Methods: Magnetic Resonance Imaging (MRI) was obtained early postpartum (mean ± sd 48.9 ± 21.6 days) to identify LA tear. Severity of LA muscle fiber loss was graded on an ordinal scale of: "0" as no loss, "1" as <50% unilateral loss, "2" as ≥50% unilateral or <50% bilateral loss, and "3" as ≥50% bilateral loss. Data were analyzed using proportional odds modeling. Inclusion factors were explored as predictors of LA tear severity and at analysis episiotomy, time spent actively pushing, epidural, and oxytocin were also considered. The main outcome measures of interest included grading of severity of LA muscle fiber loss on an ordinal scale.

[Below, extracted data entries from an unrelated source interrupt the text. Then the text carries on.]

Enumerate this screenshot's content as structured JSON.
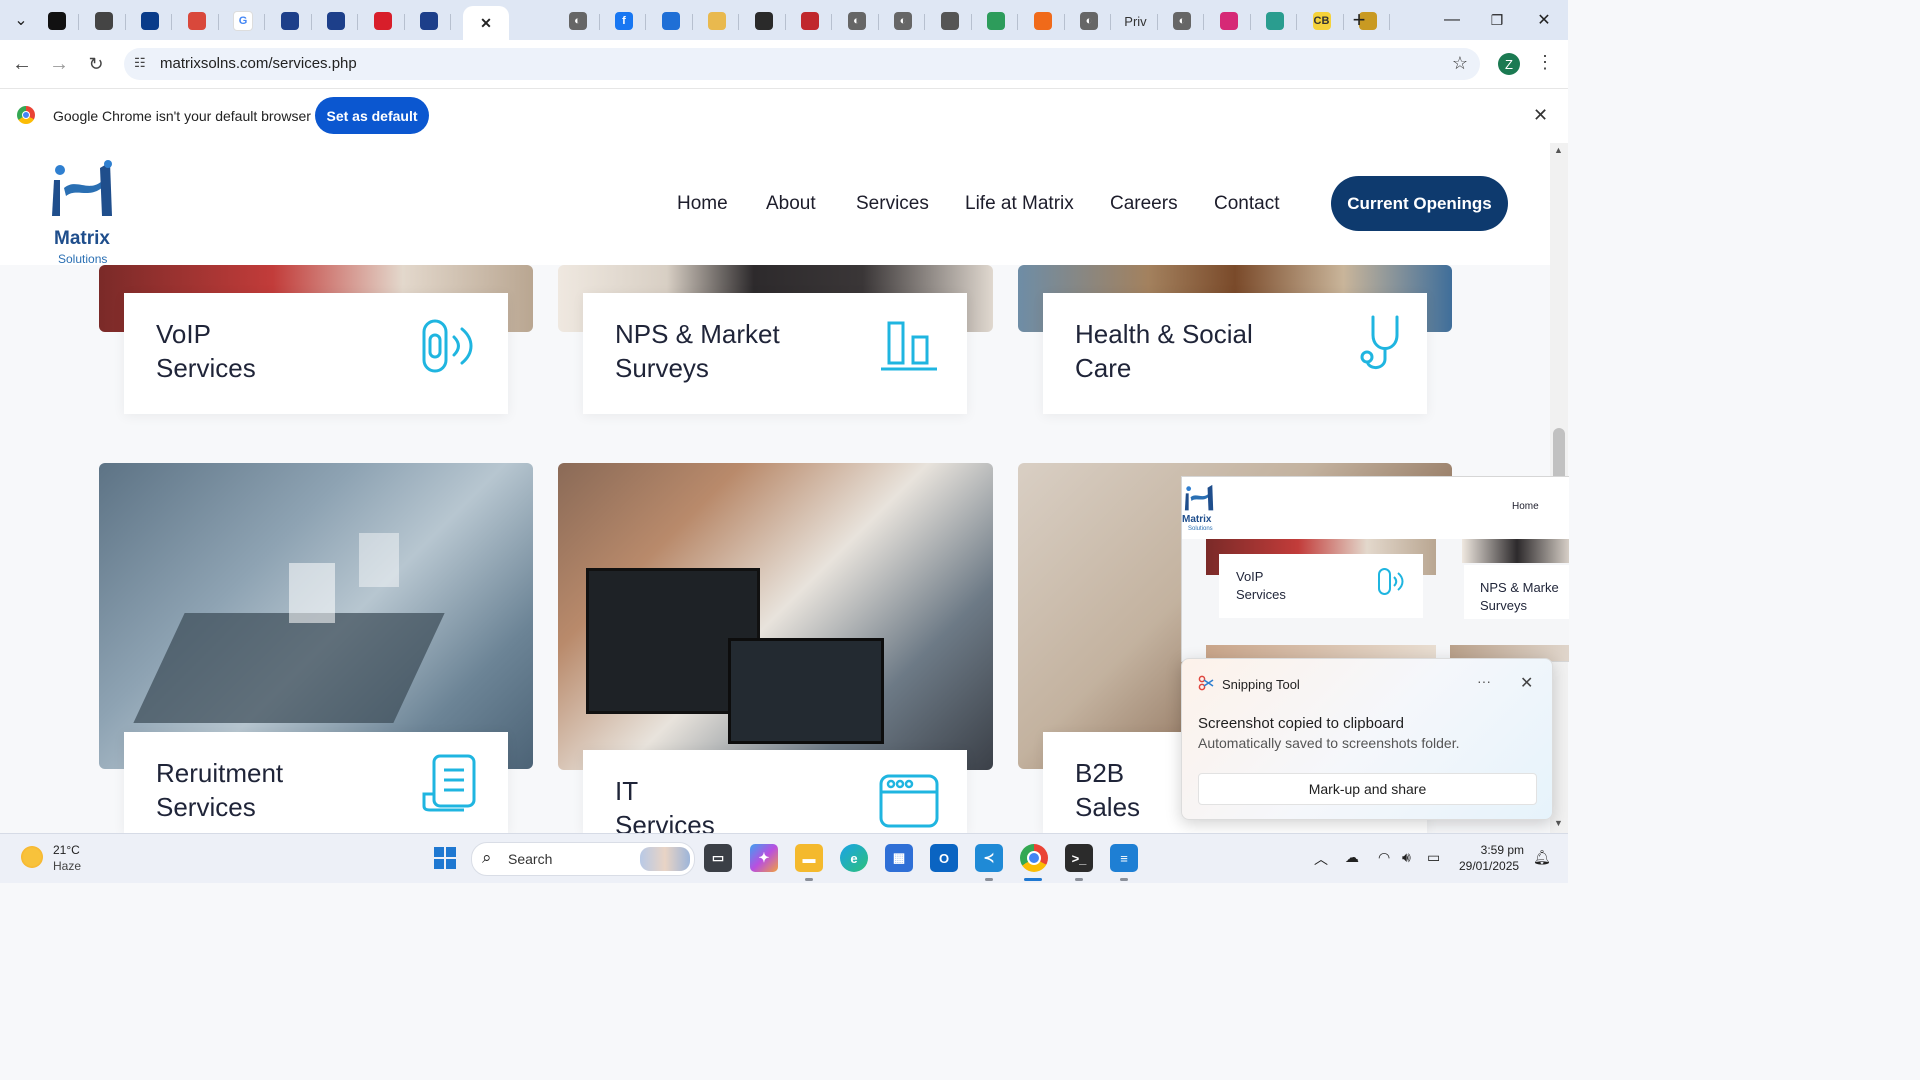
{
  "browser": {
    "tabs": [
      {
        "icon": "chatgpt-icon"
      },
      {
        "icon": "openai-icon"
      },
      {
        "icon": "meta-icon"
      },
      {
        "icon": "puzzle-icon"
      },
      {
        "icon": "google-icon"
      },
      {
        "icon": "copilot-icon"
      },
      {
        "icon": "copilot-icon"
      },
      {
        "icon": "red-app-icon"
      },
      {
        "icon": "copilot-icon"
      },
      {
        "icon": "close-icon",
        "active": true
      },
      {
        "icon": "globe-icon"
      },
      {
        "icon": "facebook-icon"
      },
      {
        "icon": "accessibility-icon"
      },
      {
        "icon": "brand-icon"
      },
      {
        "icon": "calligraphy-icon"
      },
      {
        "icon": "calendar-icon"
      },
      {
        "icon": "globe-icon"
      },
      {
        "icon": "globe-icon"
      },
      {
        "icon": "loading-icon"
      },
      {
        "icon": "map-icon"
      },
      {
        "icon": "orange-app-icon"
      },
      {
        "icon": "globe-icon"
      },
      {
        "icon": "privacy-icon",
        "label": "Priv"
      },
      {
        "icon": "globe-icon"
      },
      {
        "icon": "instagram-icon"
      },
      {
        "icon": "app-icon"
      },
      {
        "icon": "cb-icon",
        "label": "CB"
      },
      {
        "icon": "bird-icon"
      }
    ],
    "url": "matrixsolns.com/services.php",
    "profile_initial": "Z",
    "infobar": {
      "message": "Google Chrome isn't your default browser",
      "button": "Set as default"
    }
  },
  "site": {
    "logo_word": "Matrix",
    "logo_sub": "Solutions",
    "nav": [
      "Home",
      "About",
      "Services",
      "Life at Matrix",
      "Careers",
      "Contact"
    ],
    "cta": "Current Openings",
    "services": [
      {
        "title": "VoIP\nServices",
        "icon": "phone-signal-icon"
      },
      {
        "title": "NPS & Market\nSurveys",
        "icon": "bar-chart-icon"
      },
      {
        "title": "Health & Social\nCare",
        "icon": "stethoscope-icon"
      },
      {
        "title": "Reruitment\nServices",
        "icon": "document-icon"
      },
      {
        "title": "IT\nServices",
        "icon": "browser-window-icon"
      },
      {
        "title": "B2B\nSales",
        "icon": ""
      }
    ]
  },
  "snip_preview": {
    "nav_home": "Home",
    "card1": "VoIP\nServices",
    "card2": "NPS & Marke\nSurveys"
  },
  "toast": {
    "app": "Snipping Tool",
    "more": "···",
    "heading": "Screenshot copied to clipboard",
    "subtext": "Automatically saved to screenshots folder.",
    "button": "Mark-up and share"
  },
  "taskbar": {
    "temperature": "21°C",
    "weather": "Haze",
    "search": "Search",
    "time": "3:59 pm",
    "date": "29/01/2025"
  },
  "colors": {
    "accent_blue": "#0e3a6e",
    "chrome_blue": "#0b57d0",
    "icon_cyan": "#1fb5e0"
  }
}
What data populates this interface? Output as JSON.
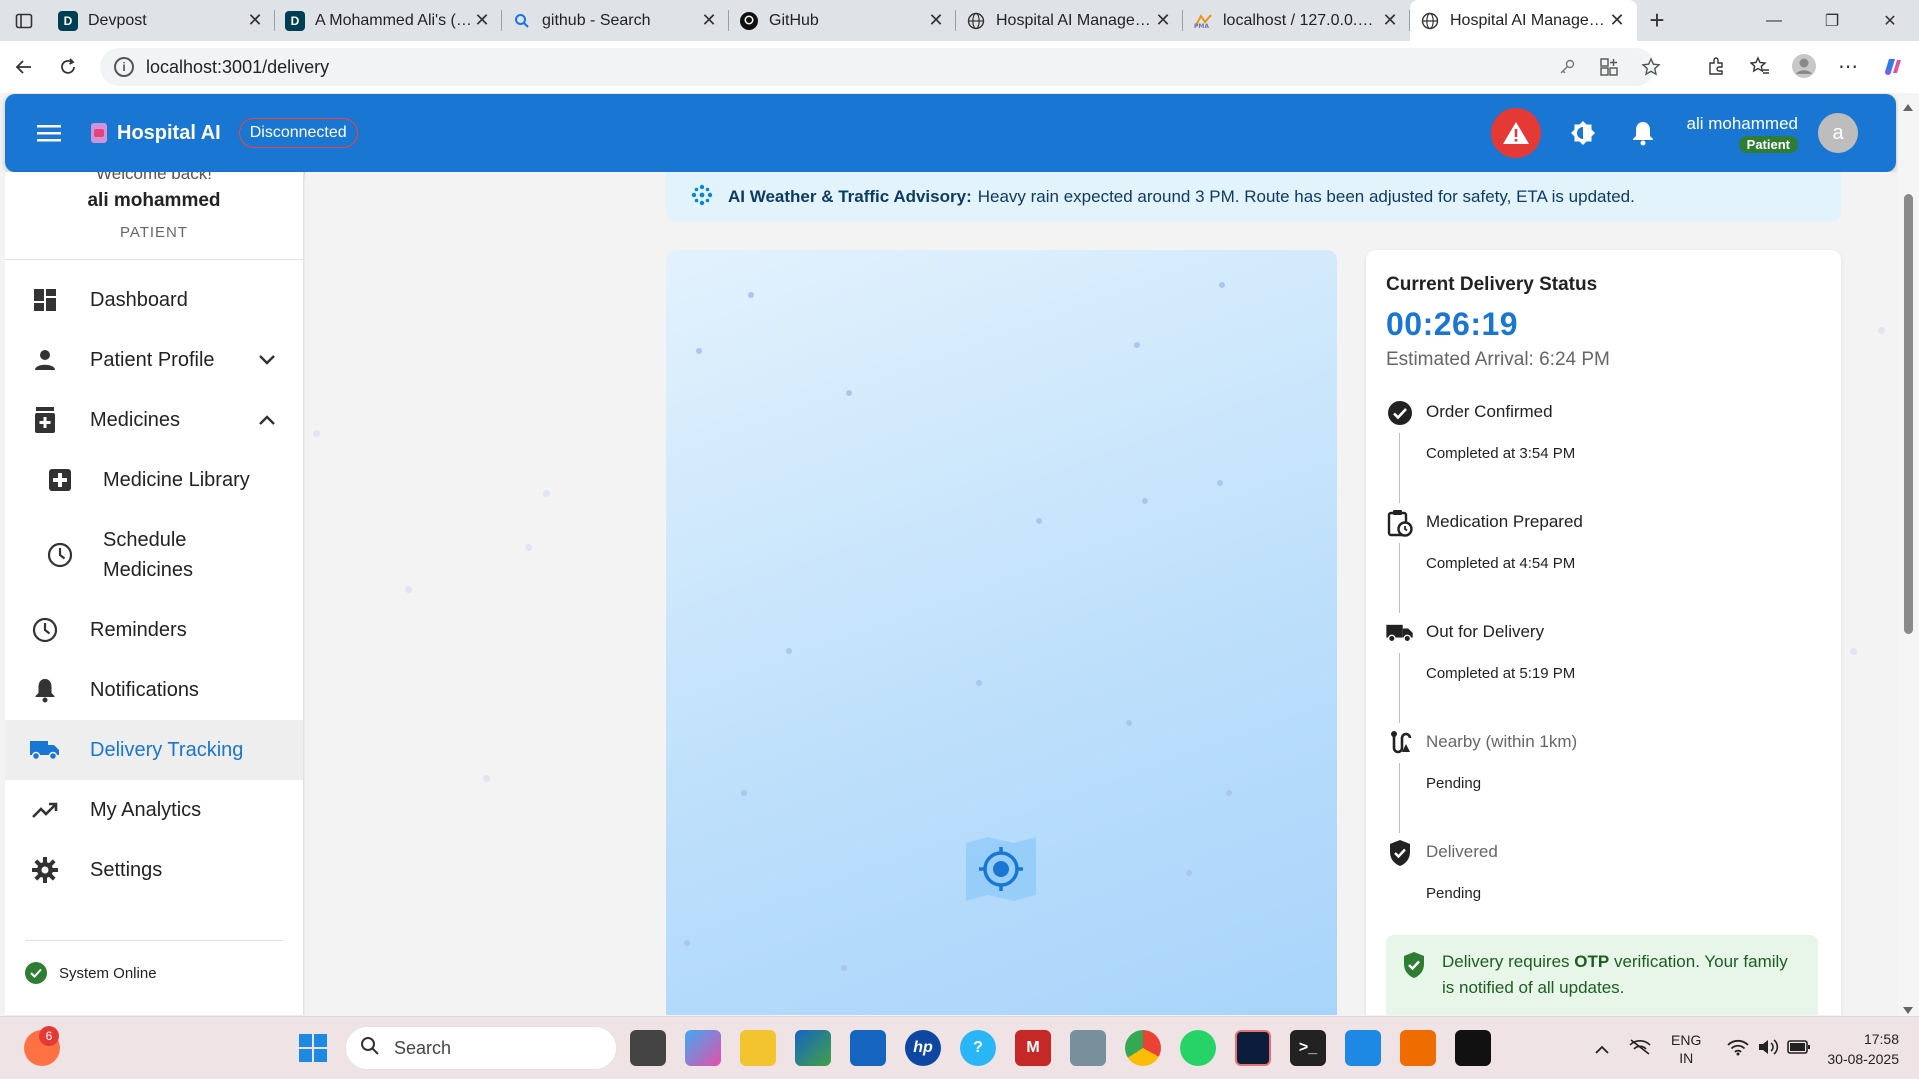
{
  "browser": {
    "tabs": [
      {
        "title": "Devpost",
        "favicon": "D",
        "color": "#003e54"
      },
      {
        "title": "A Mohammed Ali's (an",
        "favicon": "D",
        "color": "#003e54"
      },
      {
        "title": "github - Search",
        "favicon": "search-icon",
        "color": "#1a73e8"
      },
      {
        "title": "GitHub",
        "favicon": "github-icon",
        "color": "#111111"
      },
      {
        "title": "Hospital AI Manageme",
        "favicon": "globe-icon",
        "color": "#333333"
      },
      {
        "title": "localhost / 127.0.0.1 | p",
        "favicon": "pma-icon",
        "color": "#f29111"
      },
      {
        "title": "Hospital AI Manageme",
        "favicon": "globe-icon",
        "color": "#333333"
      }
    ],
    "url": "localhost:3001/delivery"
  },
  "app": {
    "brand": "Hospital AI",
    "connection_status": "Disconnected",
    "user_name": "ali mohammed",
    "user_role_chip": "Patient",
    "avatar_letter": "a",
    "accent_color": "#1976d2"
  },
  "sidebar": {
    "welcome": "Welcome back!",
    "name": "ali mohammed",
    "role": "PATIENT",
    "items": [
      {
        "label": "Dashboard",
        "icon": "dashboard-icon"
      },
      {
        "label": "Patient Profile",
        "icon": "person-icon"
      },
      {
        "label": "Medicines",
        "icon": "medication-icon"
      },
      {
        "label": "Medicine Library",
        "icon": "medical-plus-icon"
      },
      {
        "label": "Schedule\nMedicines",
        "icon": "clock-icon"
      },
      {
        "label": "Reminders",
        "icon": "clock-icon"
      },
      {
        "label": "Notifications",
        "icon": "bell-icon"
      },
      {
        "label": "Delivery Tracking",
        "icon": "truck-icon"
      },
      {
        "label": "My Analytics",
        "icon": "trending-up-icon"
      },
      {
        "label": "Settings",
        "icon": "gear-icon"
      }
    ],
    "system_status": "System Online"
  },
  "advisory": {
    "title": "AI Weather & Traffic Advisory:",
    "message": "Heavy rain expected around 3 PM. Route has been adjusted for safety, ETA is updated."
  },
  "delivery": {
    "card_title": "Current Delivery Status",
    "timer": "00:26:19",
    "eta": "Estimated Arrival: 6:24 PM",
    "steps": [
      {
        "label": "Order Confirmed",
        "status": "Completed at 3:54 PM",
        "icon": "check-circle-icon"
      },
      {
        "label": "Medication Prepared",
        "status": "Completed at 4:54 PM",
        "icon": "clipboard-clock-icon"
      },
      {
        "label": "Out for Delivery",
        "status": "Completed at 5:19 PM",
        "icon": "truck-icon"
      },
      {
        "label": "Nearby (within 1km)",
        "status": "Pending",
        "icon": "route-icon"
      },
      {
        "label": "Delivered",
        "status": "Pending",
        "icon": "verified-shield-icon"
      }
    ],
    "otp_pre": "Delivery requires ",
    "otp_bold": "OTP",
    "otp_post": " verification. Your family is notified of all updates."
  },
  "taskbar": {
    "search_placeholder": "Search",
    "notification_count": "6",
    "lang_1": "ENG",
    "lang_2": "IN",
    "time": "17:58",
    "date": "30-08-2025"
  }
}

Results: Respective counts/percentages of women within each 0 thru 3 ordered category of LA tear severity were: "0" = 58(64%), "1" = 9(10%), "2" = 15(17%), and "3" = 8(9%). Estimates and 95% CI for significant demographic or obstetric univariate predictors of LA tear severity level were age, OR 1.093 (CI 1.012 - 1.180), p = 0.023; and time spent in active pushing, OR 1.089 (CI 1.005 - 1.180), p = 0.038. The other factors considered were not significant. There were too few women with forceps deliveries to analyze. CONCLUSION: In our enriched sample of primiparous women, 26% showed a significant LA tear. Maternal age and time spent actively pushing independently predict LA tear severity.

Abstract Image

Abstract Image

预测初产妇与出生相关的提肛肌撕裂严重程度:评估分娩和分娩后的产妇恢复(EMRLD研究)。
目的:在三级医院进行纵向/观察性调查,以确定哪些产妇特征或分娩事件独立预测首次阴道分娩时提肛肌(LA)撕裂的严重程度。样本:研究了90例阴道分娩时至少有1例LA撕裂包涵因子风险的初产妇:产妇年龄≥33岁,第二阶段≥150分钟,巨大儿,器械分娩和/或肛门括约肌撕裂伤。方法:产后早期(平均±sd 48.9±21.6天)进行磁共振成像(MRI)检查,确定LA撕裂。LA肌纤维损失的严重程度按顺序分级:“0”为无损失,“1”为结果:在LA撕裂严重程度的每个0到3排序类别中,女性的各自计数/百分比为:“0”= 58(64%),“1”= 9(10%),“2”= 15(17%),“3”= 8(9%)。LA撕裂严重程度的重要人口统计学或产科单变量预测因素的估计和95% CI为年龄,or 1.093 (CI 1.012 - 1.180), p = 0.023;和主动推压时间,OR 1.089 (CI 1.005 - 1.180), p = 0.038。其他考虑的因素并不重要。使用产钳分娩的妇女太少,无法进行分析。结论:在我们丰富的初产妇样本中,26%的人表现出明显的LA撕裂。产妇年龄和积极分娩时间独立预测LA撕裂严重程度。
本文章由计算机程序翻译,如有差异,请以英文原文为准。